アオハル紙飛行機
部記録その25
なんでもないの説得力は皆無なので気にしてほしい時にはなんでもない
「修学旅行ーっ!」
『昨日から始まってますけど』
「うるさいな!」
『ちなみに今日もう半分終わりますけど』
「うるさいってば!」
思いっきりアオをぶん殴る。私服を良いことに寒がりなアオはお洒落なコートにマフラーにニットにと、めちゃくちゃ厚着しているので攻撃力は半減。
本日は修学旅行2日目である。昨日の全体行動はとにかく有名大学を巡りに巡って頭がぶち壊れる気がしたが、今日になった瞬間元気満点の始末だ。
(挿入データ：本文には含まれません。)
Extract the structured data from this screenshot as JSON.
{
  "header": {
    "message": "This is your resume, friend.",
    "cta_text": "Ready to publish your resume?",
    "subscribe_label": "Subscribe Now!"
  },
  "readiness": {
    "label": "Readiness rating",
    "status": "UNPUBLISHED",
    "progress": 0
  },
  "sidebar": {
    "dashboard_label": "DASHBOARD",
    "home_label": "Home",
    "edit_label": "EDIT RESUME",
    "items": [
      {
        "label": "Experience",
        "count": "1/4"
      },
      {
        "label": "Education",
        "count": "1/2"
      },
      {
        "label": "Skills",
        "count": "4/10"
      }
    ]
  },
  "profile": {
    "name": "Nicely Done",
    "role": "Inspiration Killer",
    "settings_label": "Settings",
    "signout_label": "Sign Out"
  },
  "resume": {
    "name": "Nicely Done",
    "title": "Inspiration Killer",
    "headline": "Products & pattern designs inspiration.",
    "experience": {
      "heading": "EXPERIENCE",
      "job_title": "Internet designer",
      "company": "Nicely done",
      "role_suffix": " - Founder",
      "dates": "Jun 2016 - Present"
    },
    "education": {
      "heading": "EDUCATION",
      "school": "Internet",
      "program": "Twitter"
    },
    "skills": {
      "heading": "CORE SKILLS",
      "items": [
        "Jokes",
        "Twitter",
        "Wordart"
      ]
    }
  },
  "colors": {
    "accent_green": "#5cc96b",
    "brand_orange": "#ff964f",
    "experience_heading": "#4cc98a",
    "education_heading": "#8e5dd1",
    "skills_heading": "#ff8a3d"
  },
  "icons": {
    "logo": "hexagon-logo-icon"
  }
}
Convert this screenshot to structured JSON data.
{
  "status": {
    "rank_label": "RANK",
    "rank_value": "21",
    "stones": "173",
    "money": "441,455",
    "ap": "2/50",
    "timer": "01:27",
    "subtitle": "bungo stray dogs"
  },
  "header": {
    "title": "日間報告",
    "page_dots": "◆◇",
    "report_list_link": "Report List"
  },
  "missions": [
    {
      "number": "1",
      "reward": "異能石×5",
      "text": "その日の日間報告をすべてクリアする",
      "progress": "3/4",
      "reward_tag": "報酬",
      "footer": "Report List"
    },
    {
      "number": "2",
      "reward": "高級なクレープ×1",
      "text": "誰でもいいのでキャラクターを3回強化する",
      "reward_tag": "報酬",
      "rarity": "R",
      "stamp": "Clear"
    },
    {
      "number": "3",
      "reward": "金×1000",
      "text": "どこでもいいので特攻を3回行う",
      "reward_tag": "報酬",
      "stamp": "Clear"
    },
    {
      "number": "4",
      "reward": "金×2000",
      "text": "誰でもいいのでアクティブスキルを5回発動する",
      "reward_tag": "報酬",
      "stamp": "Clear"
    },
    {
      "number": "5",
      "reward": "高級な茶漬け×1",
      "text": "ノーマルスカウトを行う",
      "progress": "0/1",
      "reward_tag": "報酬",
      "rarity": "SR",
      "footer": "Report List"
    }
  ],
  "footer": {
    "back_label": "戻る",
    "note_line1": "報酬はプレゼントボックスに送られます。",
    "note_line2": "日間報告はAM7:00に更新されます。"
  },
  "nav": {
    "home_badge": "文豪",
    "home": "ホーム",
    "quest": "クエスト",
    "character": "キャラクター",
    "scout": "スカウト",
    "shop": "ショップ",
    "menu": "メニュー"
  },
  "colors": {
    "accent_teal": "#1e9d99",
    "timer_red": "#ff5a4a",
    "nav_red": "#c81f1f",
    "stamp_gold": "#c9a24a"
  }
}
4人で電車に揺られながらふらふら他愛もない話をする。私と夏子が座る前で吊革に掴まって怠そうに立つのがアオと故原くんだ。
『高校の修学旅行って沖縄とか海外だと思ってたのになあ』
「まあね、沖縄は3年の卒業旅行だもんね」
『私、鎌倉とかって小学生の時の修学旅行だったんだけど』
『あ、夏子ちゃんも?俺もそうだった』
「大体みんなそうなのかな。アオは?」
『どこ行ったっけ?』
「記憶力やばいなお前」
高校2年の修学旅行は本来の目的が東京及びその付近に君臨する有名大学巡りなので、それ以降の自由行動は謂わばおまけに過ぎないのだ。
ホテルがみなとみらいなので、そこからグループで各自、神奈川県の好きな所をとにかく回って、門限の夜8時にホテルに戻ってくる。それだけだ。
『電車の時間だけ気をつけないとね。去年、門限過ぎたグループ次の日劇団四季なしでひたすら反省文に冬休みの課題総復習だってさ』
「え!厳し過ぎない!?」
『まあ、仕方ないんじゃん?過ぎなきゃいいわけだし。私は死んでも劇団四季観たいから遅れないし』
『ハル迷子気をつけろよ』
「アオにだけは言われたくないんですけど」
メンバーがメンバーなだけに修学旅行感が薄れがちだが、きっと次の目的地に到着すればそんなこともなくなるだろう、私は。
他2人は不安だが、唯一私と同類な故原くんも告白的なそれなあれにもう既に目がやばい。